I will note that this is not a new idea: the Apollo spacecraft guidance computer had a system to store recently executed instructions in a circular buffer and dump them when a problem occurred to ease debugging. Similar debugging tools have been implemented for many years in embedded devices and other systems. Circular buffers have also been used in modern observability systems as part of centralized trace aggregation systems.

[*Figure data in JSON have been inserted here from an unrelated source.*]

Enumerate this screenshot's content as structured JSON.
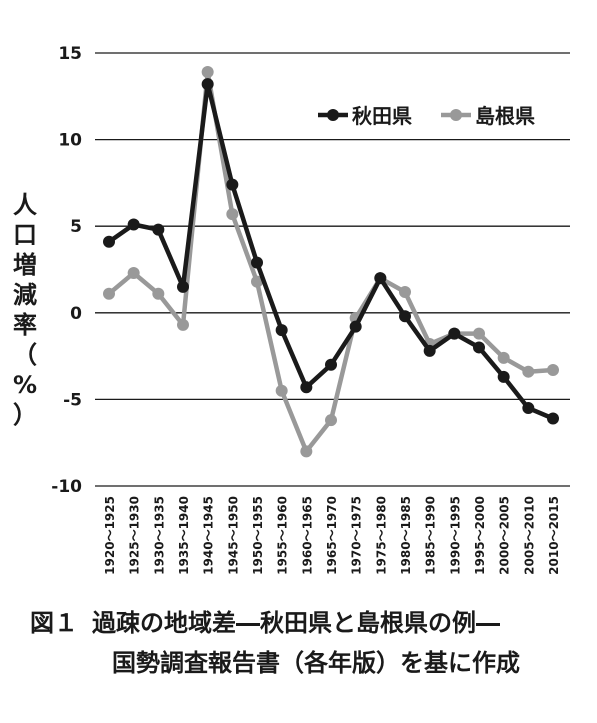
{
  "chart_data": {
    "type": "line",
    "title": "",
    "ylabel": "人口増減率（%）",
    "xlabel": "",
    "ylim": [
      -10,
      15
    ],
    "yticks": [
      15,
      10,
      5,
      0,
      -5,
      -10
    ],
    "grid": true,
    "legend": "top-right",
    "categories": [
      "1920～1925",
      "1925～1930",
      "1930～1935",
      "1935～1940",
      "1940～1945",
      "1945～1950",
      "1950～1955",
      "1955～1960",
      "1960～1965",
      "1965～1970",
      "1970～1975",
      "1975～1980",
      "1980～1985",
      "1985～1990",
      "1990～1995",
      "1995～2000",
      "2000～2005",
      "2005～2010",
      "2010～2015"
    ],
    "series": [
      {
        "name": "秋田県",
        "color": "#1a1a1a",
        "values": [
          4.1,
          5.1,
          4.8,
          1.5,
          13.2,
          7.4,
          2.9,
          -1.0,
          -4.3,
          -3.0,
          -0.8,
          2.0,
          -0.2,
          -2.2,
          -1.2,
          -2.0,
          -3.7,
          -5.5,
          -6.1
        ]
      },
      {
        "name": "島根県",
        "color": "#999999",
        "values": [
          1.1,
          2.3,
          1.1,
          -0.7,
          13.9,
          5.7,
          1.8,
          -4.5,
          -8.0,
          -6.2,
          -0.3,
          2.0,
          1.2,
          -1.8,
          -1.2,
          -1.2,
          -2.6,
          -3.4,
          -3.3
        ]
      }
    ]
  },
  "caption": {
    "fig_num": "図１",
    "line1": "過疎の地域差―秋田県と島根県の例―",
    "line2": "国勢調査報告書（各年版）を基に作成"
  }
}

The key difference is moving local storage all the way to the edge where it is easier to scale and coupling it with a control plane, which unlocks the ability to deploy dynamic queries across many targets that can result in history being dumped to ease debugging.
Imagining the combination of local storage and real-time control being used to debug Envoy is what started me down this entire path in the first place!
Putting it all together
The paradigms used to emit telemetry have remained unchanged for many years. To this end, engineers are very used to sending data, and expecting it to be there in case they might need it.

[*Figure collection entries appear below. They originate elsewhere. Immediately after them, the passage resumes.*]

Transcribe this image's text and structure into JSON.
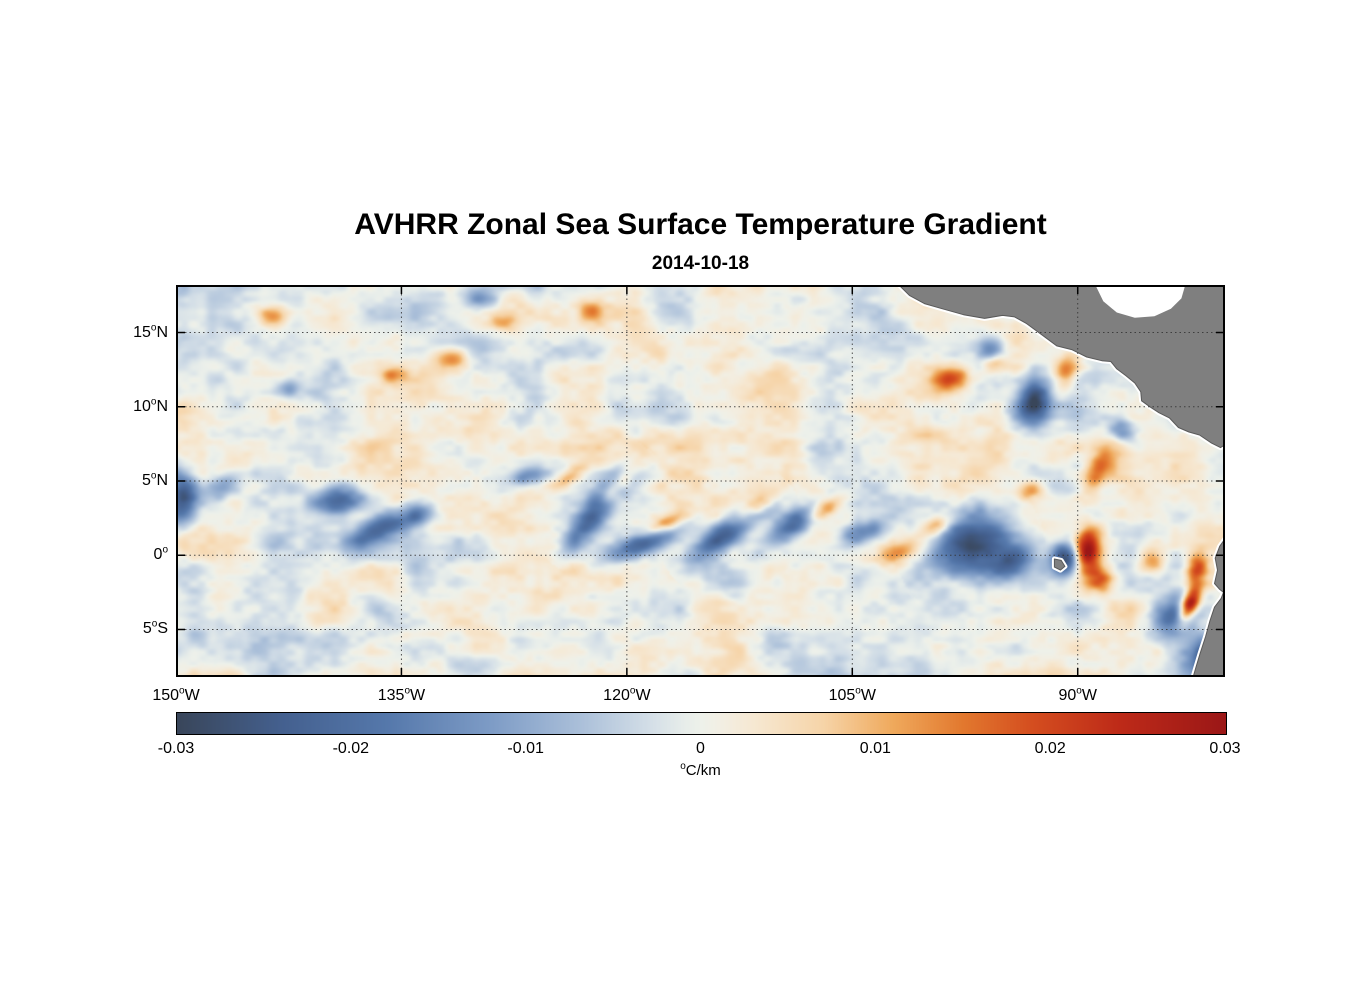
{
  "chart_data": {
    "type": "heatmap",
    "title": "AVHRR Zonal Sea Surface Temperature Gradient",
    "date": "2014-10-18",
    "x_axis": {
      "range": [
        -150,
        -80.2
      ],
      "ticks": [
        {
          "label": "150°W",
          "value": -150
        },
        {
          "label": "135°W",
          "value": -135
        },
        {
          "label": "120°W",
          "value": -120
        },
        {
          "label": "105°W",
          "value": -105
        },
        {
          "label": "90°W",
          "value": -90
        }
      ]
    },
    "y_axis": {
      "range": [
        -8.2,
        18.2
      ],
      "ticks": [
        {
          "label": "15°N",
          "value": 15
        },
        {
          "label": "10°N",
          "value": 10
        },
        {
          "label": "5°N",
          "value": 5
        },
        {
          "label": "0°",
          "value": 0
        },
        {
          "label": "5°S",
          "value": -5
        }
      ]
    },
    "colorbar": {
      "label": "°C/km",
      "range": [
        -0.03,
        0.03
      ],
      "ticks": [
        {
          "label": "-0.03",
          "value": -0.03
        },
        {
          "label": "-0.02",
          "value": -0.02
        },
        {
          "label": "-0.01",
          "value": -0.01
        },
        {
          "label": "0",
          "value": 0
        },
        {
          "label": "0.01",
          "value": 0.01
        },
        {
          "label": "0.02",
          "value": 0.02
        },
        {
          "label": "0.03",
          "value": 0.03
        }
      ],
      "stops": [
        [
          -0.03,
          "#39465a"
        ],
        [
          -0.024,
          "#44608f"
        ],
        [
          -0.018,
          "#5578ab"
        ],
        [
          -0.012,
          "#7e9cc6"
        ],
        [
          -0.007,
          "#aabfd9"
        ],
        [
          -0.003,
          "#d3dee7"
        ],
        [
          -0.001,
          "#e7edea"
        ],
        [
          0.0,
          "#eef1ea"
        ],
        [
          0.001,
          "#f2efe4"
        ],
        [
          0.003,
          "#f6e8d2"
        ],
        [
          0.007,
          "#f6d4a8"
        ],
        [
          0.011,
          "#efa95c"
        ],
        [
          0.015,
          "#e2782e"
        ],
        [
          0.019,
          "#d44d1f"
        ],
        [
          0.024,
          "#bd2a18"
        ],
        [
          0.03,
          "#9b1717"
        ]
      ]
    },
    "grid": {
      "color": "#333333",
      "dash": "1.5 3"
    },
    "field": {
      "seed": 20141018,
      "amplitude": 0.0095,
      "octaves": [
        {
          "fx": 0.3,
          "fy": 0.45,
          "amp": 1.0
        },
        {
          "fx": 0.75,
          "fy": 1.1,
          "amp": 0.5
        },
        {
          "fx": 1.7,
          "fy": 2.4,
          "amp": 0.28
        }
      ],
      "features": [
        [
          -149.6,
          3.8,
          0.7,
          1.1,
          0,
          -0.026
        ],
        [
          -147.0,
          4.6,
          0.8,
          0.5,
          20,
          -0.016
        ],
        [
          -139.3,
          3.6,
          1.3,
          0.75,
          15,
          -0.024
        ],
        [
          -136.3,
          1.9,
          1.6,
          0.6,
          25,
          -0.022
        ],
        [
          -133.9,
          2.6,
          0.8,
          0.5,
          30,
          -0.014
        ],
        [
          -129.8,
          17.3,
          0.8,
          0.5,
          0,
          -0.016
        ],
        [
          -126.7,
          5.3,
          0.8,
          0.45,
          18,
          -0.013
        ],
        [
          -121.8,
          3.3,
          2.0,
          0.55,
          52,
          -0.028
        ],
        [
          -118.8,
          0.9,
          1.8,
          0.55,
          22,
          -0.024
        ],
        [
          -113.1,
          1.7,
          2.2,
          0.6,
          38,
          -0.028
        ],
        [
          -108.9,
          2.1,
          1.4,
          0.55,
          33,
          -0.02
        ],
        [
          -104.6,
          1.4,
          1.1,
          0.5,
          18,
          -0.015
        ],
        [
          -97.2,
          0.6,
          1.9,
          1.2,
          22,
          -0.024
        ],
        [
          -94.6,
          -0.6,
          1.3,
          0.7,
          28,
          -0.018
        ],
        [
          -90.7,
          -0.2,
          0.75,
          0.8,
          0,
          -0.032
        ],
        [
          -92.9,
          10.6,
          0.8,
          1.2,
          -8,
          -0.028
        ],
        [
          -95.9,
          13.8,
          0.6,
          0.6,
          0,
          -0.014
        ],
        [
          -142.5,
          11.2,
          0.6,
          0.45,
          0,
          -0.012
        ],
        [
          -87.0,
          8.4,
          0.7,
          0.5,
          -20,
          -0.014
        ],
        [
          -83.6,
          -4.1,
          1.1,
          0.8,
          25,
          -0.02
        ],
        [
          -81.3,
          -6.9,
          0.9,
          1.1,
          -35,
          -0.028
        ],
        [
          -120.9,
          4.4,
          1.4,
          0.4,
          48,
          0.024
        ],
        [
          -123.8,
          5.3,
          1.0,
          0.4,
          28,
          0.014
        ],
        [
          -117.4,
          2.1,
          1.2,
          0.4,
          28,
          0.018
        ],
        [
          -111.6,
          3.1,
          1.4,
          0.45,
          40,
          0.018
        ],
        [
          -106.9,
          3.1,
          0.9,
          0.4,
          30,
          0.014
        ],
        [
          -102.1,
          0.1,
          1.1,
          0.5,
          18,
          0.014
        ],
        [
          -99.4,
          2.0,
          0.8,
          0.4,
          22,
          0.012
        ],
        [
          -89.4,
          0.3,
          0.6,
          1.0,
          -15,
          0.032
        ],
        [
          -88.5,
          -1.6,
          0.8,
          0.7,
          0,
          0.018
        ],
        [
          -82.55,
          -3.3,
          0.4,
          0.85,
          -25,
          0.038
        ],
        [
          -82.1,
          -0.9,
          0.5,
          0.7,
          -15,
          0.018
        ],
        [
          -98.3,
          11.9,
          0.85,
          0.65,
          18,
          0.02
        ],
        [
          -95.7,
          12.9,
          0.6,
          0.45,
          0,
          0.013
        ],
        [
          -88.7,
          5.6,
          0.55,
          1.1,
          -28,
          0.018
        ],
        [
          -131.6,
          13.2,
          0.85,
          0.5,
          8,
          0.014
        ],
        [
          -128.2,
          15.6,
          0.7,
          0.4,
          0,
          0.012
        ],
        [
          -135.6,
          12.1,
          0.65,
          0.4,
          18,
          0.012
        ],
        [
          -122.3,
          16.4,
          0.55,
          0.45,
          0,
          0.016
        ],
        [
          -143.6,
          16.1,
          0.7,
          0.45,
          0,
          0.012
        ],
        [
          -93.3,
          4.3,
          0.7,
          0.5,
          20,
          0.013
        ],
        [
          -90.8,
          12.4,
          0.55,
          0.8,
          -15,
          0.016
        ],
        [
          -85.2,
          -0.3,
          0.6,
          0.6,
          0,
          0.014
        ]
      ]
    },
    "land": {
      "fill": "#7f7f7f",
      "edge": "#595959",
      "halo": "#ffffff",
      "shapes": [
        {
          "name": "central-america",
          "water": false,
          "points": [
            [
              -102.0,
              18.3
            ],
            [
              -101.2,
              17.5
            ],
            [
              -100.2,
              16.95
            ],
            [
              -99.0,
              16.6
            ],
            [
              -97.6,
              16.2
            ],
            [
              -96.2,
              15.95
            ],
            [
              -95.0,
              16.15
            ],
            [
              -94.2,
              16.05
            ],
            [
              -93.4,
              15.6
            ],
            [
              -92.4,
              14.85
            ],
            [
              -91.4,
              14.1
            ],
            [
              -90.4,
              13.85
            ],
            [
              -89.4,
              13.35
            ],
            [
              -88.4,
              13.1
            ],
            [
              -87.8,
              13.05
            ],
            [
              -87.4,
              12.55
            ],
            [
              -86.8,
              12.1
            ],
            [
              -86.2,
              11.6
            ],
            [
              -85.8,
              11.0
            ],
            [
              -85.75,
              10.4
            ],
            [
              -85.2,
              10.0
            ],
            [
              -84.6,
              9.6
            ],
            [
              -83.9,
              9.25
            ],
            [
              -83.3,
              8.6
            ],
            [
              -82.6,
              8.3
            ],
            [
              -81.9,
              8.1
            ],
            [
              -81.1,
              7.55
            ],
            [
              -80.5,
              7.25
            ],
            [
              -80.1,
              7.5
            ],
            [
              -80.1,
              18.3
            ]
          ]
        },
        {
          "name": "south-america",
          "water": false,
          "points": [
            [
              -80.1,
              1.25
            ],
            [
              -80.55,
              0.6
            ],
            [
              -80.85,
              -0.2
            ],
            [
              -80.7,
              -1.0
            ],
            [
              -80.9,
              -1.9
            ],
            [
              -80.55,
              -2.3
            ],
            [
              -80.3,
              -2.5
            ],
            [
              -80.45,
              -2.9
            ],
            [
              -80.9,
              -3.5
            ],
            [
              -81.2,
              -4.4
            ],
            [
              -81.5,
              -5.5
            ],
            [
              -81.85,
              -6.6
            ],
            [
              -82.15,
              -7.6
            ],
            [
              -82.35,
              -8.3
            ],
            [
              -80.1,
              -8.3
            ]
          ]
        },
        {
          "name": "galapagos-islands",
          "water": false,
          "points": [
            [
              -91.55,
              -0.25
            ],
            [
              -91.1,
              -0.35
            ],
            [
              -90.85,
              -0.75
            ],
            [
              -91.15,
              -1.0
            ],
            [
              -91.55,
              -0.8
            ]
          ]
        },
        {
          "name": "caribbean-sea",
          "water": true,
          "points": [
            [
              -88.9,
              18.35
            ],
            [
              -88.3,
              17.1
            ],
            [
              -87.4,
              16.35
            ],
            [
              -86.2,
              16.0
            ],
            [
              -84.9,
              16.1
            ],
            [
              -83.8,
              16.6
            ],
            [
              -83.1,
              17.3
            ],
            [
              -82.8,
              18.35
            ]
          ]
        }
      ]
    }
  }
}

Adding a control plane, local storage, and not sending any data by default is a drastic change to how engineers think about observability. Some engineers find these ideas deeply disconcerting, and fear that the data might be needed so it should be sent no matter what.
By starting from a default of no exported telemetry, engineers have the ability to “change the game” in multiple ways:
- Because the major cost of telemetry production is what happens to data after it leaves the process, not the production within a process, we can free developers from thinking about cost at all. Emit as many metrics, logs, events, traces, etc. as desired. It’s effectively free!
- Real-time control via the control plane allows telemetry to be enabled and disabled on-demand, whether to temporarily debug an issue, permanently generate (synthetic) metrics to populate dashboards and alerts, etc. Ad-hoc investigations can lead to dynamic production of telemetry, solely for the purpose of solving the issue at hand, before being disabled again.
- Critical telemetry needed for auditing and/or monitoring can be sent by default by request of the operator. Furthermore, the definition of critical telemetry can be changed without the need for any code changes or deployments.
It’s true that changing how engineers and operators think about telemetry production and consumption is a tall order, but in my opinion the benefits of this change far outweigh the challenges of relearning fundamental techniques: namely, vastly decreased cost and vastly increased fidelity for helping to understand and fix product issues that are actively problematic.
I founded bitdrift last year with the singular purpose of moving away from 30 year old telemetry production paradigms and tackling this problem head on. Is it indeed possible to not send any telemetry by default and still successfully observe large scale production systems?
Since we launched Capture publicly a few months ago it’s been super interesting to start talking to potential customers; the responses we have received vary widely, ranging from those that immediately buy into the idea of off by default to those that are inherently skeptical, asking the same (completely reasonable!) question posed above: “But what if I really need to look at some of that data after the fact?”
I continue to be extremely excited by the idea of what we can build if we start from the position of accepting that bugs will happen again, not sending any telemetry by default, and proceeding from there.
So, say it with me: “No, I don’t really need to store all of that telemetry!” Or, “Just say no to the logging industrial complex!”